In 2008, he teamed with Otomo Yoshihide (Japan), Ryu Hankil (South Korea), and Yan Jun (China) to form the improvised music quartet, FEN (Far East Network). FEN focuses on the continuing multifaceted networks and collaborations between Asian countries. Since its inception in 2014, Yuen is part of Ensembles Asia as Project Director for Asian Music Network, to which he co-curates the annual Asian Meeting Festival (AMF) with dj sniff in Japan. 
He is also a member of the avant-rock band The Observatory (Singapore), with whom he plays guitar, synth and electronics. With thirteen albums to date, with the most recent being a release of a collaboration with Haino Keiji named Authority is Alive (2020). The Observatory has also conceived a vanguard of initiatives such as the annual festival Playfreely, which gives artists new creative avenues for performing and working together. Through Playfreely, he is also the co-curator of Nusasonic, a multi-year project that plunges into a broad spectrum of experimental sound and music cultures in Southeast Asia, enabling dialogue within the region, with Europe, and beyond. 

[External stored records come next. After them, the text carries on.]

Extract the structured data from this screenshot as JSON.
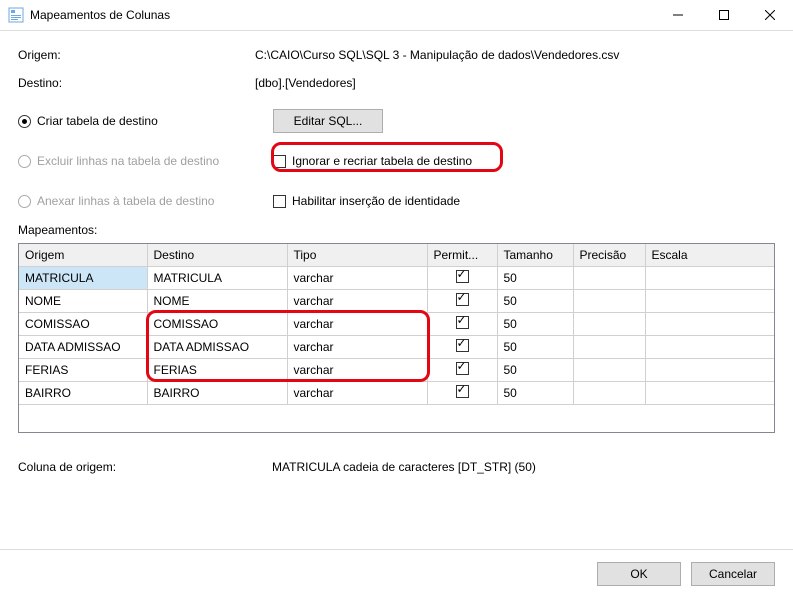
{
  "window": {
    "title": "Mapeamentos de Colunas"
  },
  "origin": {
    "label": "Origem:",
    "value": "C:\\CAIO\\Curso SQL\\SQL 3 - Manipulação de dados\\Vendedores.csv"
  },
  "destination": {
    "label": "Destino:",
    "value": "[dbo].[Vendedores]"
  },
  "options": {
    "create_table": {
      "label": "Criar tabela de destino",
      "checked": true
    },
    "edit_sql_button": "Editar SQL...",
    "delete_rows": {
      "label": "Excluir linhas na tabela de destino",
      "checked": false,
      "disabled": true
    },
    "drop_recreate": {
      "label": "Ignorar e recriar tabela de destino",
      "checked": false
    },
    "append_rows": {
      "label": "Anexar linhas à tabela de destino",
      "checked": false,
      "disabled": true
    },
    "identity_insert": {
      "label": "Habilitar inserção de identidade",
      "checked": false
    }
  },
  "mappings_label": "Mapeamentos:",
  "table": {
    "headers": {
      "origem": "Origem",
      "destino": "Destino",
      "tipo": "Tipo",
      "permit": "Permit...",
      "tamanho": "Tamanho",
      "precisao": "Precisão",
      "escala": "Escala"
    },
    "rows": [
      {
        "origem": "MATRICULA",
        "destino": "MATRICULA",
        "tipo": "varchar",
        "permit": true,
        "tamanho": "50",
        "precisao": "",
        "escala": "",
        "selected": true
      },
      {
        "origem": "NOME",
        "destino": "NOME",
        "tipo": "varchar",
        "permit": true,
        "tamanho": "50",
        "precisao": "",
        "escala": ""
      },
      {
        "origem": "COMISSAO",
        "destino": "COMISSAO",
        "tipo": "varchar",
        "permit": true,
        "tamanho": "50",
        "precisao": "",
        "escala": ""
      },
      {
        "origem": "DATA ADMISSAO",
        "destino": "DATA ADMISSAO",
        "tipo": "varchar",
        "permit": true,
        "tamanho": "50",
        "precisao": "",
        "escala": ""
      },
      {
        "origem": "FERIAS",
        "destino": "FERIAS",
        "tipo": "varchar",
        "permit": true,
        "tamanho": "50",
        "precisao": "",
        "escala": ""
      },
      {
        "origem": "BAIRRO",
        "destino": "BAIRRO",
        "tipo": "varchar",
        "permit": true,
        "tamanho": "50",
        "precisao": "",
        "escala": ""
      }
    ]
  },
  "source_column": {
    "label": "Coluna de origem:",
    "value": "MATRICULA cadeia de caracteres [DT_STR] (50)"
  },
  "buttons": {
    "ok": "OK",
    "cancel": "Cancelar"
  }
}
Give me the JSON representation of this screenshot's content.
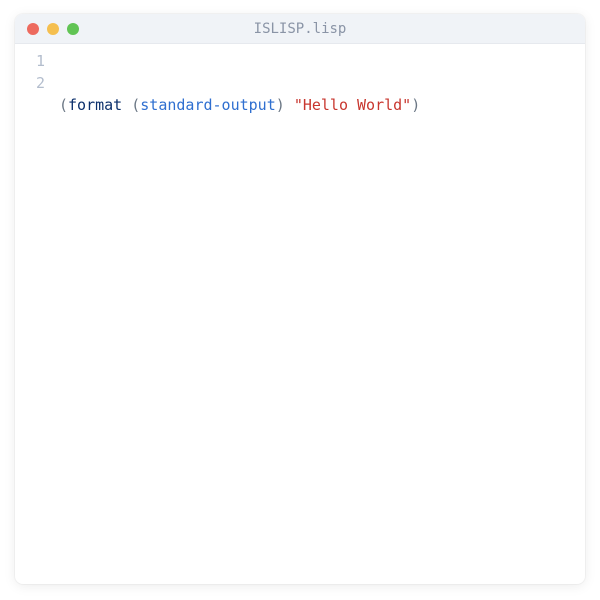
{
  "window": {
    "title": "ISLISP.lisp"
  },
  "gutter": {
    "line1": "1",
    "line2": "2"
  },
  "code": {
    "paren_open1": "(",
    "keyword_format": "format",
    "space1": " ",
    "paren_open2": "(",
    "func_stdout": "standard-output",
    "paren_close1": ")",
    "space2": " ",
    "string_hello": "\"Hello World\"",
    "paren_close2": ")"
  }
}
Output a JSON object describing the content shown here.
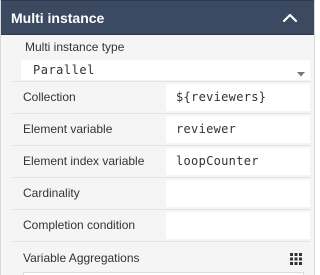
{
  "section": {
    "title": "Multi instance",
    "collapse_icon": "chevron-up-icon",
    "header_color": "#3b4a61"
  },
  "multi_instance_type": {
    "label": "Multi instance type",
    "selected": "Parallel",
    "caret_icon": "caret-down-icon"
  },
  "fields": [
    {
      "label": "Collection",
      "value": "${reviewers}"
    },
    {
      "label": "Element variable",
      "value": "reviewer"
    },
    {
      "label": "Element index variable",
      "value": "loopCounter"
    },
    {
      "label": "Cardinality",
      "value": ""
    },
    {
      "label": "Completion condition",
      "value": ""
    }
  ],
  "aggregations": {
    "label": "Variable Aggregations",
    "icon": "grid-icon"
  }
}
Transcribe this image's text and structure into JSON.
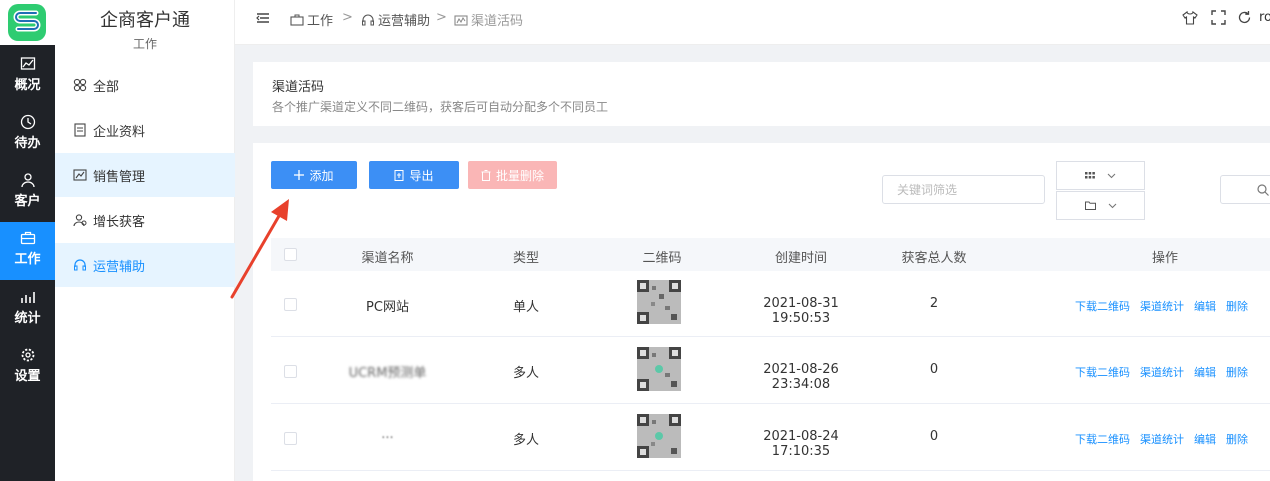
{
  "rail": {
    "items": [
      {
        "label": "概况",
        "icon": "chart-icon"
      },
      {
        "label": "待办",
        "icon": "clock-icon"
      },
      {
        "label": "客户",
        "icon": "user-icon"
      },
      {
        "label": "工作",
        "icon": "briefcase-icon"
      },
      {
        "label": "统计",
        "icon": "stats-icon"
      },
      {
        "label": "设置",
        "icon": "gear-icon"
      }
    ],
    "active_color": "#1890ff"
  },
  "subnav": {
    "app_title": "企商客户通",
    "section": "工作",
    "items": [
      {
        "label": "全部"
      },
      {
        "label": "企业资料"
      },
      {
        "label": "销售管理"
      },
      {
        "label": "增长获客"
      },
      {
        "label": "运营辅助"
      }
    ]
  },
  "header": {
    "breadcrumb": [
      "工作",
      "运营辅助",
      "渠道活码"
    ],
    "user": "ro"
  },
  "page": {
    "title": "渠道活码",
    "description": "各个推广渠道定义不同二维码，获客后可自动分配多个不同员工"
  },
  "toolbar": {
    "add_label": "添加",
    "export_label": "导出",
    "batch_delete_label": "批量删除",
    "filter_placeholder": "关键词筛选"
  },
  "table": {
    "columns": [
      "渠道名称",
      "类型",
      "二维码",
      "创建时间",
      "获客总人数",
      "操作"
    ],
    "rows": [
      {
        "name": "PC网站",
        "type": "单人",
        "created": "2021-08-31 19:50:53",
        "count": "2"
      },
      {
        "name": "UCRM预测单",
        "type": "多人",
        "created": "2021-08-26 23:34:08",
        "count": "0"
      },
      {
        "name": "...",
        "type": "多人",
        "created": "2021-08-24 17:10:35",
        "count": "0"
      }
    ],
    "actions": [
      "下载二维码",
      "渠道统计",
      "编辑",
      "删除"
    ]
  },
  "colors": {
    "primary": "#1890ff",
    "danger_disabled": "#fab6b6",
    "annotation_arrow": "#e8412c"
  }
}
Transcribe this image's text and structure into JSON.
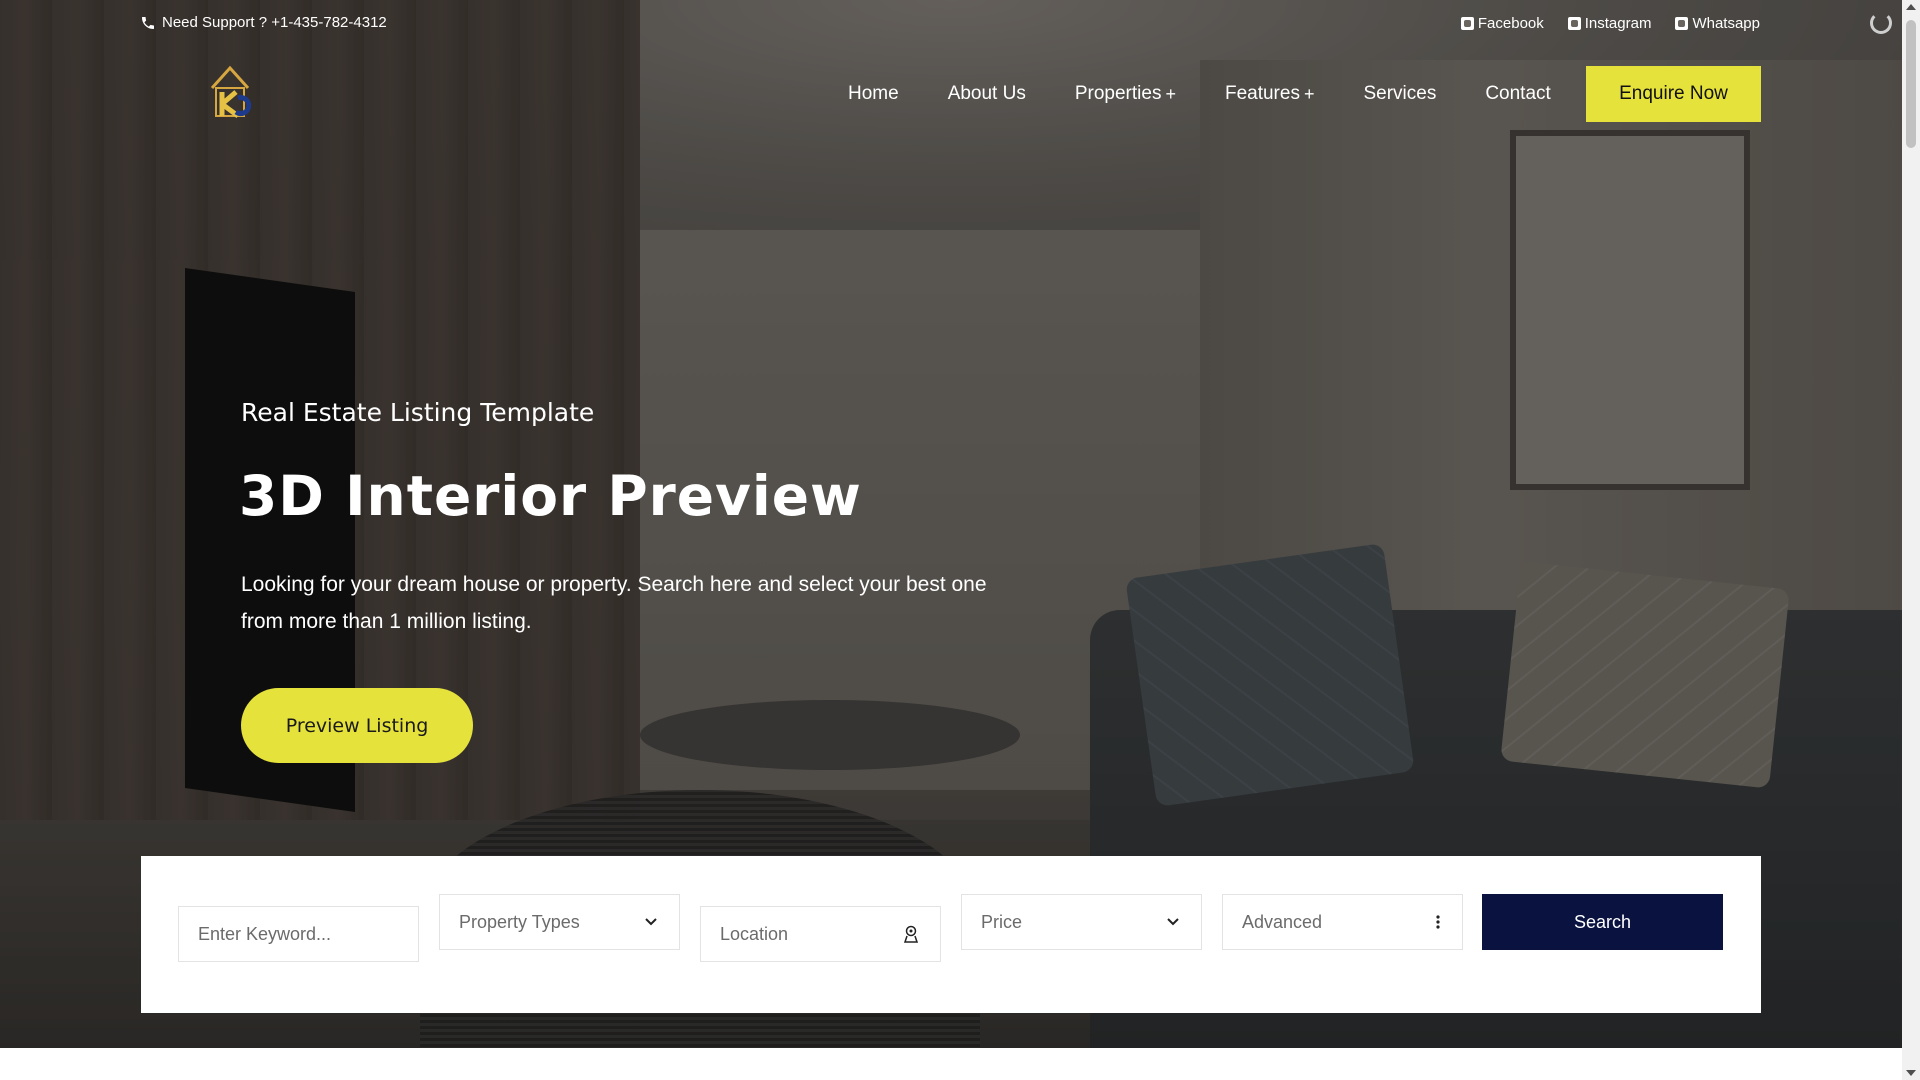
{
  "topbar": {
    "support_text": "Need Support ? +1-435-782-4312",
    "social": [
      {
        "label": "Facebook",
        "icon": "facebook-icon"
      },
      {
        "label": "Instagram",
        "icon": "instagram-icon"
      },
      {
        "label": "Whatsapp",
        "icon": "whatsapp-icon"
      }
    ]
  },
  "nav": {
    "items": [
      {
        "label": "Home",
        "has_submenu": false
      },
      {
        "label": "About Us",
        "has_submenu": false
      },
      {
        "label": "Properties",
        "has_submenu": true
      },
      {
        "label": "Features",
        "has_submenu": true
      },
      {
        "label": "Services",
        "has_submenu": false
      },
      {
        "label": "Contact",
        "has_submenu": false
      }
    ],
    "submenu_indicator": "+",
    "cta_label": "Enquire Now"
  },
  "hero": {
    "subtitle": "Real Estate Listing Template",
    "title": "3D Interior Preview",
    "description": "Looking for your dream house or property. Search here and select your best one from more than 1 million listing.",
    "button_label": "Preview Listing"
  },
  "search": {
    "keyword_placeholder": "Enter Keyword...",
    "property_types_label": "Property Types",
    "location_placeholder": "Location",
    "price_label": "Price",
    "advanced_label": "Advanced",
    "search_button_label": "Search"
  },
  "colors": {
    "accent": "#e6e23c",
    "search_button": "#0a1240",
    "text_light": "#ffffff"
  }
}
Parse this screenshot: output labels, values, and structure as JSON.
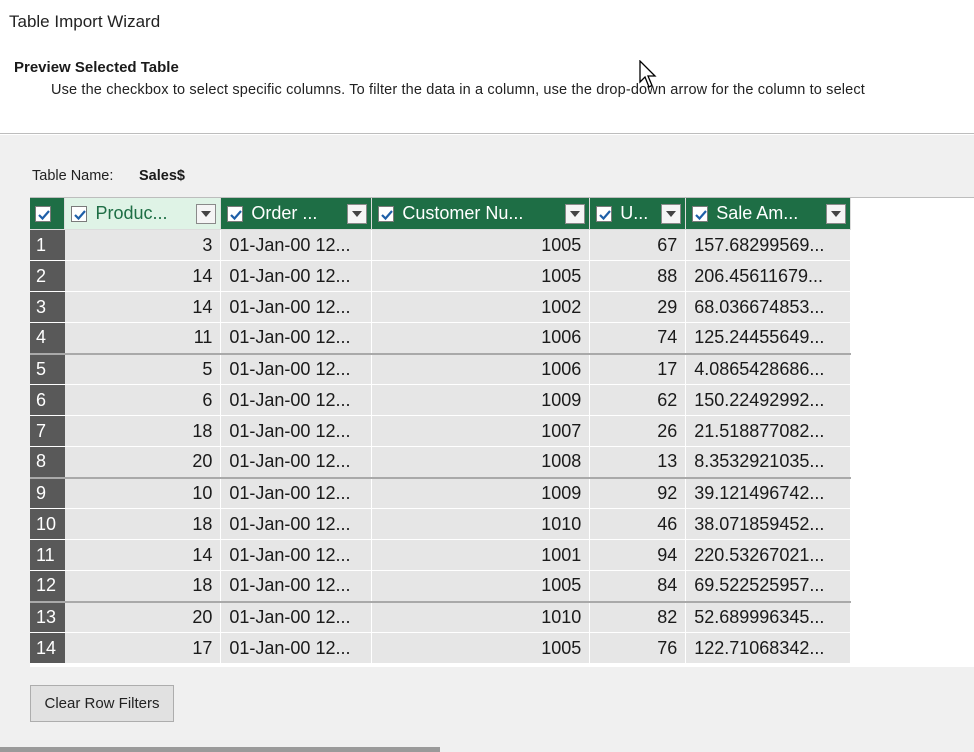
{
  "window": {
    "title": "Table Import Wizard"
  },
  "preview": {
    "title": "Preview Selected Table",
    "description": "Use the checkbox to select specific columns. To filter the data in a column, use the drop-down arrow  for the column to select"
  },
  "table_name": {
    "label": "Table Name:",
    "value": "Sales$"
  },
  "columns": [
    {
      "label": "Produc...",
      "checked": true
    },
    {
      "label": "Order ...",
      "checked": true
    },
    {
      "label": "Customer Nu...",
      "checked": true
    },
    {
      "label": "U...",
      "checked": true
    },
    {
      "label": "Sale Am...",
      "checked": true
    }
  ],
  "rows": [
    [
      "1",
      "3",
      "01-Jan-00 12...",
      "1005",
      "67",
      "157.68299569..."
    ],
    [
      "2",
      "14",
      "01-Jan-00 12...",
      "1005",
      "88",
      "206.45611679..."
    ],
    [
      "3",
      "14",
      "01-Jan-00 12...",
      "1002",
      "29",
      "68.036674853..."
    ],
    [
      "4",
      "11",
      "01-Jan-00 12...",
      "1006",
      "74",
      "125.24455649..."
    ],
    [
      "5",
      "5",
      "01-Jan-00 12...",
      "1006",
      "17",
      "4.0865428686..."
    ],
    [
      "6",
      "6",
      "01-Jan-00 12...",
      "1009",
      "62",
      "150.22492992..."
    ],
    [
      "7",
      "18",
      "01-Jan-00 12...",
      "1007",
      "26",
      "21.518877082..."
    ],
    [
      "8",
      "20",
      "01-Jan-00 12...",
      "1008",
      "13",
      "8.3532921035..."
    ],
    [
      "9",
      "10",
      "01-Jan-00 12...",
      "1009",
      "92",
      "39.121496742..."
    ],
    [
      "10",
      "18",
      "01-Jan-00 12...",
      "1010",
      "46",
      "38.071859452..."
    ],
    [
      "11",
      "14",
      "01-Jan-00 12...",
      "1001",
      "94",
      "220.53267021..."
    ],
    [
      "12",
      "18",
      "01-Jan-00 12...",
      "1005",
      "84",
      "69.522525957..."
    ],
    [
      "13",
      "20",
      "01-Jan-00 12...",
      "1010",
      "82",
      "52.689996345..."
    ],
    [
      "14",
      "17",
      "01-Jan-00 12...",
      "1005",
      "76",
      "122.71068342..."
    ]
  ],
  "buttons": {
    "clear_row_filters": "Clear Row Filters"
  },
  "colors": {
    "header_green": "#1e6e45",
    "selected_header": "#dff3e6",
    "rownum_bg": "#595959",
    "cell_bg": "#e6e6e6",
    "panel_bg": "#f0f0f0"
  },
  "icons": {
    "checkbox": "checkbox-checked-icon",
    "dropdown": "chevron-down-icon"
  }
}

He continues to tour extensively with FEN and The Observatory, performing in Europe, America and Asia regularly, and has presented in MIMI Festival, Lausanne Underground Music and Film Festival, All Ears Festival, Ftarri Festival, Gwangju Biennale and CTM Festival.

Artist: Ujikaji

Ujikaji is a curatorial project in the form of an experimental music label, mail order and event organiser. Its key interest is in bringing to fore sounds and sound cultures which may be marginal, ignored or forgotten. Recent music releases on vinyl, cassette and digital include albums by FEN, Pupa, The Observatory and Acid Mothers Temple & the Melting Paraiso U.F.O. Ujikaji co-presents the acclaimed BlackKaji series of experimental sound events, which is equally comfortable with holding intimate studio gigs as it is staging mid-size festivals.